■ ■ ■At its meeting today, the Board decided to leave the cash rate unchanged at 4.5 per cent.
The global economy grew faster than trend over the year to mid 2010, but will probably ease back to about trend pace over the coming year. Recent information is consistent with a more sustainable, but still strong, pace of growth in China and most of the Asian region. In Europe and the United States, growth prospects appear to be modest in the near term, a legacy of the financial crisis and its impact on private and public finances. Financial markets are still characterised by a degree of uncertainty, and are responding both to differences in growth outlooks between regions and evident strains on public finances and banking systems in several smaller countries in Europe. Most commodity prices have changed little over recent months, and those most important to Australia remain very high.
Information on the Australian economy shows growth around trend over the past year. Public spending was prominent in driving aggregate demand for several quarters but this impact is now lessening, while the prospects for private demand, and in particular business investment, have been improving. This is to be expected given the large rise in Australia’s terms of trade, which is now boosting national income very substantially.

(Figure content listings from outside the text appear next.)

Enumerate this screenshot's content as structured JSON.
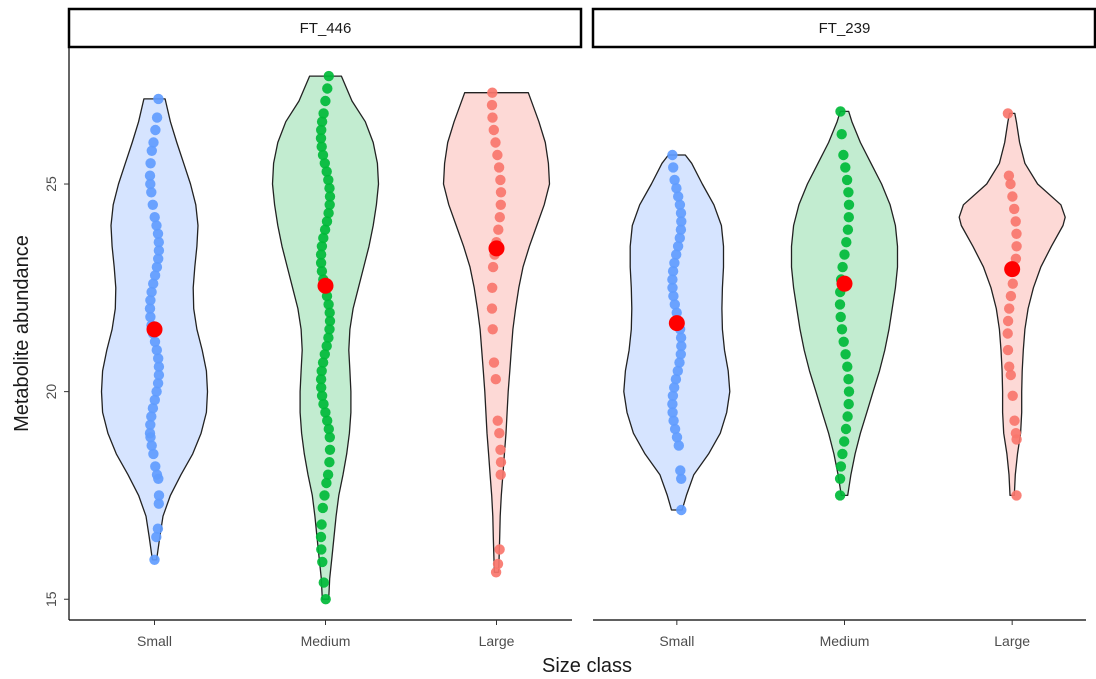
{
  "chart_data": {
    "type": "violin",
    "xlabel": "Size class",
    "ylabel": "Metabolite abundance",
    "ylim": [
      14.5,
      28.3
    ],
    "y_ticks": [
      15,
      20,
      25
    ],
    "categories": [
      "Small",
      "Medium",
      "Large"
    ],
    "grid": false,
    "legend": "none",
    "mean_marker_color": "#ff0000",
    "series_colors": {
      "Small": "#619cff",
      "Medium": "#00ba38",
      "Large": "#f8766d"
    },
    "fill_colors": {
      "Small": "#d6e4ff",
      "Medium": "#c2ecd0",
      "Large": "#fdd9d6"
    },
    "panels": [
      {
        "facet": "FT_446",
        "groups": [
          {
            "category": "Small",
            "mean": 21.5,
            "min": 15.95,
            "max": 27.05,
            "density": [
              [
                15.95,
                0.04
              ],
              [
                16.5,
                0.1
              ],
              [
                17.0,
                0.16
              ],
              [
                17.5,
                0.3
              ],
              [
                18.0,
                0.5
              ],
              [
                18.5,
                0.72
              ],
              [
                19.0,
                0.88
              ],
              [
                19.5,
                0.98
              ],
              [
                20.0,
                1.0
              ],
              [
                20.5,
                0.98
              ],
              [
                21.0,
                0.9
              ],
              [
                21.5,
                0.8
              ],
              [
                22.0,
                0.74
              ],
              [
                22.5,
                0.73
              ],
              [
                23.0,
                0.76
              ],
              [
                23.5,
                0.8
              ],
              [
                24.0,
                0.82
              ],
              [
                24.5,
                0.78
              ],
              [
                25.0,
                0.68
              ],
              [
                25.5,
                0.55
              ],
              [
                26.0,
                0.42
              ],
              [
                26.5,
                0.3
              ],
              [
                27.05,
                0.2
              ]
            ],
            "points": [
              15.95,
              16.5,
              16.7,
              17.3,
              17.5,
              17.9,
              18.0,
              18.2,
              18.5,
              18.7,
              18.9,
              19.0,
              19.2,
              19.4,
              19.6,
              19.8,
              20.0,
              20.2,
              20.4,
              20.6,
              20.8,
              21.0,
              21.2,
              21.4,
              21.6,
              21.8,
              22.0,
              22.2,
              22.4,
              22.6,
              22.8,
              23.0,
              23.2,
              23.4,
              23.6,
              23.8,
              24.0,
              24.2,
              24.5,
              24.8,
              25.0,
              25.2,
              25.5,
              25.8,
              26.0,
              26.3,
              26.6,
              27.05
            ]
          },
          {
            "category": "Medium",
            "mean": 22.55,
            "min": 15.0,
            "max": 27.6,
            "density": [
              [
                15.0,
                0.06
              ],
              [
                15.5,
                0.08
              ],
              [
                16.0,
                0.12
              ],
              [
                16.5,
                0.16
              ],
              [
                17.0,
                0.2
              ],
              [
                17.5,
                0.25
              ],
              [
                18.0,
                0.33
              ],
              [
                18.5,
                0.4
              ],
              [
                19.0,
                0.45
              ],
              [
                19.5,
                0.48
              ],
              [
                20.0,
                0.48
              ],
              [
                20.5,
                0.46
              ],
              [
                21.0,
                0.44
              ],
              [
                21.5,
                0.46
              ],
              [
                22.0,
                0.52
              ],
              [
                22.5,
                0.62
              ],
              [
                23.0,
                0.72
              ],
              [
                23.5,
                0.82
              ],
              [
                24.0,
                0.9
              ],
              [
                24.5,
                0.96
              ],
              [
                25.0,
                1.0
              ],
              [
                25.5,
                0.98
              ],
              [
                26.0,
                0.9
              ],
              [
                26.5,
                0.75
              ],
              [
                27.0,
                0.5
              ],
              [
                27.6,
                0.3
              ]
            ],
            "points": [
              15.0,
              15.4,
              15.9,
              16.2,
              16.5,
              16.8,
              17.2,
              17.5,
              17.8,
              18.0,
              18.3,
              18.6,
              18.9,
              19.1,
              19.3,
              19.5,
              19.7,
              19.9,
              20.1,
              20.3,
              20.5,
              20.7,
              20.9,
              21.1,
              21.3,
              21.5,
              21.7,
              21.9,
              22.1,
              22.3,
              22.5,
              22.7,
              22.9,
              23.1,
              23.3,
              23.5,
              23.7,
              23.9,
              24.1,
              24.3,
              24.5,
              24.7,
              24.9,
              25.1,
              25.3,
              25.5,
              25.7,
              25.9,
              26.1,
              26.3,
              26.5,
              26.7,
              27.0,
              27.3,
              27.6
            ]
          },
          {
            "category": "Large",
            "mean": 23.45,
            "min": 15.65,
            "max": 27.2,
            "density": [
              [
                15.65,
                0.04
              ],
              [
                16.0,
                0.05
              ],
              [
                16.5,
                0.06
              ],
              [
                17.0,
                0.07
              ],
              [
                17.5,
                0.09
              ],
              [
                18.0,
                0.12
              ],
              [
                18.5,
                0.15
              ],
              [
                19.0,
                0.18
              ],
              [
                19.5,
                0.2
              ],
              [
                20.0,
                0.22
              ],
              [
                20.5,
                0.25
              ],
              [
                21.0,
                0.28
              ],
              [
                21.5,
                0.31
              ],
              [
                22.0,
                0.36
              ],
              [
                22.5,
                0.42
              ],
              [
                23.0,
                0.5
              ],
              [
                23.5,
                0.62
              ],
              [
                24.0,
                0.76
              ],
              [
                24.5,
                0.9
              ],
              [
                25.0,
                1.0
              ],
              [
                25.5,
                0.98
              ],
              [
                26.0,
                0.92
              ],
              [
                26.5,
                0.8
              ],
              [
                27.2,
                0.6
              ]
            ],
            "points": [
              15.65,
              15.85,
              16.2,
              18.0,
              18.3,
              18.6,
              19.0,
              19.3,
              20.3,
              20.7,
              21.5,
              22.0,
              22.5,
              23.0,
              23.3,
              23.6,
              23.9,
              24.2,
              24.5,
              24.8,
              25.1,
              25.4,
              25.7,
              26.0,
              26.3,
              26.6,
              26.9,
              27.2
            ]
          }
        ]
      },
      {
        "facet": "FT_239",
        "groups": [
          {
            "category": "Small",
            "mean": 21.65,
            "min": 17.15,
            "max": 25.7,
            "density": [
              [
                17.15,
                0.1
              ],
              [
                17.5,
                0.18
              ],
              [
                18.0,
                0.32
              ],
              [
                18.5,
                0.6
              ],
              [
                19.0,
                0.82
              ],
              [
                19.5,
                0.94
              ],
              [
                20.0,
                1.0
              ],
              [
                20.5,
                0.97
              ],
              [
                21.0,
                0.9
              ],
              [
                21.5,
                0.86
              ],
              [
                22.0,
                0.85
              ],
              [
                22.5,
                0.86
              ],
              [
                23.0,
                0.88
              ],
              [
                23.5,
                0.88
              ],
              [
                24.0,
                0.84
              ],
              [
                24.5,
                0.7
              ],
              [
                25.0,
                0.48
              ],
              [
                25.5,
                0.28
              ],
              [
                25.7,
                0.16
              ]
            ],
            "points": [
              17.15,
              17.9,
              18.1,
              18.7,
              18.9,
              19.1,
              19.3,
              19.5,
              19.7,
              19.9,
              20.1,
              20.3,
              20.5,
              20.7,
              20.9,
              21.1,
              21.3,
              21.5,
              21.7,
              21.9,
              22.1,
              22.3,
              22.5,
              22.7,
              22.9,
              23.1,
              23.3,
              23.5,
              23.7,
              23.9,
              24.1,
              24.3,
              24.5,
              24.7,
              24.9,
              25.1,
              25.4,
              25.7
            ]
          },
          {
            "category": "Medium",
            "mean": 22.6,
            "min": 17.5,
            "max": 26.75,
            "density": [
              [
                17.5,
                0.06
              ],
              [
                18.0,
                0.12
              ],
              [
                18.5,
                0.2
              ],
              [
                19.0,
                0.3
              ],
              [
                19.5,
                0.42
              ],
              [
                20.0,
                0.54
              ],
              [
                20.5,
                0.66
              ],
              [
                21.0,
                0.76
              ],
              [
                21.5,
                0.84
              ],
              [
                22.0,
                0.9
              ],
              [
                22.5,
                0.96
              ],
              [
                23.0,
                1.0
              ],
              [
                23.5,
                1.0
              ],
              [
                24.0,
                0.96
              ],
              [
                24.5,
                0.86
              ],
              [
                25.0,
                0.7
              ],
              [
                25.5,
                0.5
              ],
              [
                26.0,
                0.3
              ],
              [
                26.5,
                0.14
              ],
              [
                26.75,
                0.08
              ]
            ],
            "points": [
              17.5,
              17.9,
              18.2,
              18.5,
              18.8,
              19.1,
              19.4,
              19.7,
              20.0,
              20.3,
              20.6,
              20.9,
              21.2,
              21.5,
              21.8,
              22.1,
              22.4,
              22.7,
              23.0,
              23.3,
              23.6,
              23.9,
              24.2,
              24.5,
              24.8,
              25.1,
              25.4,
              25.7,
              26.2,
              26.75
            ]
          },
          {
            "category": "Large",
            "mean": 22.95,
            "min": 17.5,
            "max": 26.7,
            "density": [
              [
                17.5,
                0.04
              ],
              [
                18.0,
                0.06
              ],
              [
                18.5,
                0.1
              ],
              [
                19.0,
                0.16
              ],
              [
                19.5,
                0.18
              ],
              [
                20.0,
                0.18
              ],
              [
                20.5,
                0.19
              ],
              [
                21.0,
                0.21
              ],
              [
                21.5,
                0.24
              ],
              [
                22.0,
                0.3
              ],
              [
                22.5,
                0.4
              ],
              [
                23.0,
                0.54
              ],
              [
                23.5,
                0.74
              ],
              [
                24.0,
                0.96
              ],
              [
                24.2,
                1.0
              ],
              [
                24.5,
                0.92
              ],
              [
                25.0,
                0.48
              ],
              [
                25.5,
                0.24
              ],
              [
                26.0,
                0.14
              ],
              [
                26.5,
                0.08
              ],
              [
                26.7,
                0.05
              ]
            ],
            "points": [
              17.5,
              18.85,
              19.0,
              19.3,
              19.9,
              20.4,
              20.6,
              21.0,
              21.4,
              21.7,
              22.0,
              22.3,
              22.6,
              22.9,
              23.2,
              23.5,
              23.8,
              24.1,
              24.4,
              24.7,
              25.0,
              25.2,
              26.7
            ]
          }
        ]
      }
    ]
  }
}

Asset values are not moving notably in either direction, and overall credit growth is quite subdued at this stage, notwithstanding evidence of some greater willingness to lend. Inflation has moderated from the excessive pace of 2008. The effects of the rise in tobacco taxes aside, CPI inflation has been running at around 2¾ per cent over the past year. That looks likely to continue in the near term.
The current stance of monetary policy is delivering interest rates to borrowers close to their average of the past decade. The Board regards this as appropriate for the time being. If economic conditions evolve as the Board currently expects, it is likely that higher interest rates will be required, at some point, to ensure that inflation remains consistent with the medium-term target.